We are on the second NoSQL database of the book. I had personally never heard of HBase before this, but it is an impressive Database. It also provides a good look at different programming techniques and stacks. Fortunately, HBase is fairly simple to get introduced to.
Impressions of the Book
The humor in the book is still going strong and is well used to prove their points. My favorite from this chapter is, roughly, “If you have less than 5 nodes you’re doing it wrong”. This was another good chapter, and I was ecstatic about the example they used of what type of data they were storing because it worked well for a NoSQL database.
What I learned
This was a difficult chapter for me because I wasn’t able to get HBase installed to do the exercises. It got to a point where I was spending so much time trying to get it installed I wasn’t reading the book, so I made sure to read the book. That doesn’t mean I didn’t learn so here are a few key things that stuck out in my head.

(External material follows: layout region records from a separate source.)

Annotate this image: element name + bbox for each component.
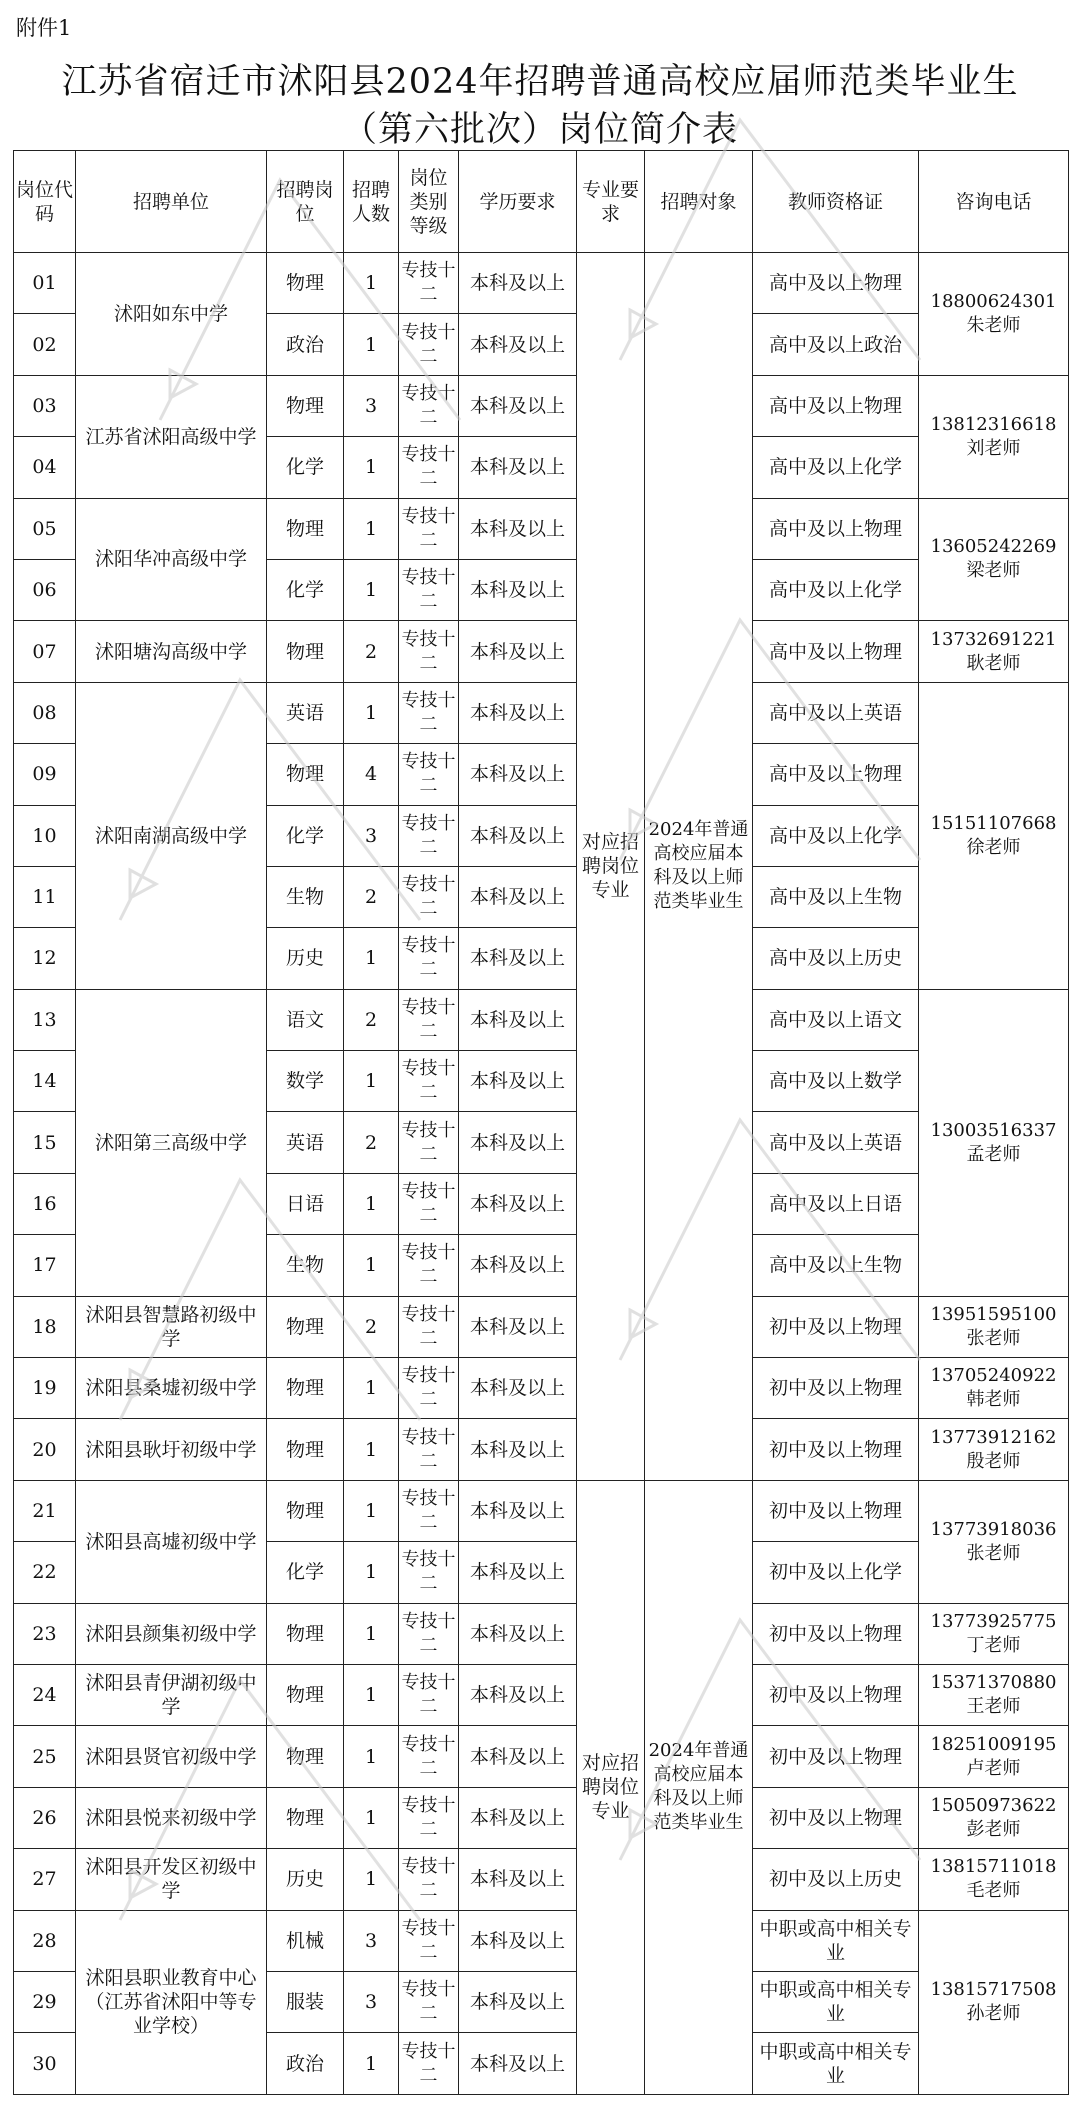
post-name: 物理 bbox=[267, 744, 344, 805]
table-header-row bbox=[14, 151, 1069, 253]
job-code: 21 bbox=[14, 1480, 76, 1541]
contact-cell bbox=[919, 498, 1069, 621]
hire-count: 1 bbox=[344, 437, 399, 498]
phone-number: 13732691221 bbox=[930, 628, 1057, 650]
education-req: 本科及以上 bbox=[459, 1603, 577, 1664]
table-row bbox=[14, 621, 1069, 682]
education-req: 本科及以上 bbox=[459, 1726, 577, 1787]
teacher-cert: 高中及以上日语 bbox=[753, 1173, 919, 1234]
post-level: 专技十二 bbox=[399, 437, 459, 498]
header-cert: 教师资格证 bbox=[753, 151, 919, 253]
post-level: 专技十二 bbox=[399, 1296, 459, 1357]
contact-name: 张老师 bbox=[966, 1327, 1021, 1349]
phone-number: 13773912162 bbox=[930, 1426, 1057, 1448]
post-level: 专技十二 bbox=[399, 1112, 459, 1173]
education-req: 本科及以上 bbox=[459, 1358, 577, 1419]
education-req: 本科及以上 bbox=[459, 253, 577, 314]
post-level: 专技十二 bbox=[399, 1358, 459, 1419]
header-post: 招聘岗位 bbox=[267, 151, 344, 253]
education-req: 本科及以上 bbox=[459, 805, 577, 866]
job-code: 03 bbox=[14, 375, 76, 436]
table-body bbox=[14, 253, 1069, 2095]
hire-count: 2 bbox=[344, 1296, 399, 1357]
post-level: 专技十二 bbox=[399, 744, 459, 805]
hiring-unit: 沭阳县贤官初级中学 bbox=[76, 1726, 267, 1787]
hiring-unit: 沭阳县高墟初级中学 bbox=[76, 1480, 267, 1603]
post-level: 专技十二 bbox=[399, 498, 459, 559]
education-req: 本科及以上 bbox=[459, 1664, 577, 1725]
table-row bbox=[14, 1726, 1069, 1787]
job-code: 06 bbox=[14, 559, 76, 620]
job-code: 01 bbox=[14, 253, 76, 314]
table-row bbox=[14, 1910, 1069, 1971]
post-level: 专技十二 bbox=[399, 1971, 459, 2032]
job-code: 24 bbox=[14, 1664, 76, 1725]
hiring-unit: 沭阳县颜集初级中学 bbox=[76, 1603, 267, 1664]
post-level: 专技十二 bbox=[399, 866, 459, 927]
contact-name: 孙老师 bbox=[966, 2003, 1021, 2025]
contact-name: 朱老师 bbox=[966, 314, 1021, 336]
hire-count: 1 bbox=[344, 1849, 399, 1910]
header-level: 岗位类别等级 bbox=[399, 151, 459, 253]
education-req: 本科及以上 bbox=[459, 744, 577, 805]
post-level: 专技十二 bbox=[399, 1419, 459, 1480]
contact-cell bbox=[919, 1419, 1069, 1480]
education-req: 本科及以上 bbox=[459, 1849, 577, 1910]
contact-name: 王老师 bbox=[966, 1696, 1021, 1718]
teacher-cert: 高中及以上英语 bbox=[753, 682, 919, 743]
contact-cell bbox=[919, 1787, 1069, 1848]
header-unit: 招聘单位 bbox=[76, 151, 267, 253]
job-code: 10 bbox=[14, 805, 76, 866]
education-req: 本科及以上 bbox=[459, 1235, 577, 1296]
post-level: 专技十二 bbox=[399, 314, 459, 375]
post-name: 物理 bbox=[267, 1296, 344, 1357]
hire-count: 1 bbox=[344, 253, 399, 314]
table-row bbox=[14, 682, 1069, 743]
doc-title-line2: （第六批次）岗位简介表 bbox=[341, 110, 738, 150]
teacher-cert: 高中及以上物理 bbox=[753, 253, 919, 314]
teacher-cert: 初中及以上物理 bbox=[753, 1726, 919, 1787]
teacher-cert: 初中及以上物理 bbox=[753, 1419, 919, 1480]
hire-count: 1 bbox=[344, 2033, 399, 2094]
contact-cell bbox=[919, 1726, 1069, 1787]
hiring-unit: 沭阳县智慧路初级中学 bbox=[76, 1296, 267, 1357]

The thing I am liking as I go through these last 2 chapters is how easy it really is to cluster together servers for horizontal scaling. This has always been one of those things I have never needed to do so I don’t know much about it. It is very well built into HBase by default.
Java and JRuby
This has less to do with HBase than other stuff, but I tend to avoid Java altogether. It seems though that Java is a central part to interacting with HBase. The cool thing was I go to see some JRuby in action. Hopefully in the future if I need to write some Java I can use JRuby because it really is well written and makes interacting with HBase that much simpler.
The final part of the chapter, Day 3, was about scaling out HBase. Several things were discussed with regards to apache incubator software built to auto scale out, many things, including HBase. Even went so far as to show you how to scale to many EC2 instances with very little work. Seeing how easy it is, is starting to give me a bit of confidence in doing it in the future if I ever need to.
This was a cool database built specifically for “Big Data”. It was a little hard to associate much with it because I haven’t had the need to do anything with large amounts of data, especially in the upper 100′s of GB and TB levels. However, I am aware of it now so I can pay attention if I ever deal with that amount of data.
I was also ecstatic they dealt with wikipedia data because it was a great fit for NoSQL data because the relationships aren’t all that important. Each article is a single silo of data which is independent except an arbitrary link to another article. It is getting exciting about how much better things are going especially on types of data to store.
That wraps it up for HBase review, next week is the most popular NoSQL database in the Ruby community, from what I have seen, MongoDB. It shall be very interesting to see how it goes. The cool thing is its already installed on my machine from previous attempts to learn it.